Despite the downward adjustment of estimated growth in utilities, financial services, and information and communication technology (ICT), economic expansion in the first three months of 2025 remained unchanged at 5.4 percent.
Based on the adjustments made to the preliminary economic data for the first quarter, the Philippine Statistics Authority (PSA) retained the 5.4-percent gross domestic product (GDP) growth rate reported earlier.
Expansion of certain sectors was found to be weaker than previously calculated. These include utilities (2.7 percent from 3.8 percent), financial and insurance activities (6.9 percent from 7.2 percent), while information and communication (4.7 percent from 5.6 percent).
Meanwhile, upward revisions were seen in manufacturing, which inched up to 4.3 percent from 4.1 percent; real estate and ownership of dwellings, 3.7 percent from 3.3 percent; and professional and business services, 5.2 percent from five percent.

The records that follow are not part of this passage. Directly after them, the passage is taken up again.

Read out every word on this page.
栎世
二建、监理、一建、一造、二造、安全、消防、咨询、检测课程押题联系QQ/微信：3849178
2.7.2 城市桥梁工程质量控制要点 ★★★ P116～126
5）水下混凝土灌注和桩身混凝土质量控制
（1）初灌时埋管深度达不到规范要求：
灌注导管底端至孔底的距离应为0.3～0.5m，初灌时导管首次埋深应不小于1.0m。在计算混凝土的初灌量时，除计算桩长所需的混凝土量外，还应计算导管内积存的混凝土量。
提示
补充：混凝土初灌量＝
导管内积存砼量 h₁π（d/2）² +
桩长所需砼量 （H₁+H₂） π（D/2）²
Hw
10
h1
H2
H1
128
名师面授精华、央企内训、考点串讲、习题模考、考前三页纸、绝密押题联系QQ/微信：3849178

The PSA updates GDP estimates in line with its approved revision policy, following international standards for revising national accounts.
Further, the gross national income (GNI) during the January-to-March period was revised downward from 7.5 percent to 7.2 percent. Similarly, net primary income (NPI) from abroad was revised down to 22 percent from the earlier estimate of 24.6 percent.
GNI measures the total income generated by a country’s residents, both domestically and abroad, making it a broader indicator of economic performance than GDP, which only accounts for local output.
NPI, the other component of GNI, measures the country’s net income from cross-border labor and investment flows.
To recall, the government had asserted that despite failing to meet expectations, the Philippines’ first-quarter growth still ranked among the fastest in Asia, even amid then-escalating trade uncertainties.
Growth in the first quarter was modestly faster than the previous quarter’s 5.3 percent but remained slower than the 5.7 percent recorded in the same period in 2024. It fell short of both the government’s earlier six to 6.5 percent target and the current 5.5 to six percent goal.
It can be recalled that the Cabinet-level Development Budget Coordination Committee (DBCC) had downscaled the GDP growth goal for this year, citing the Middle East conflict and the still-persistent U.S. tariff risks.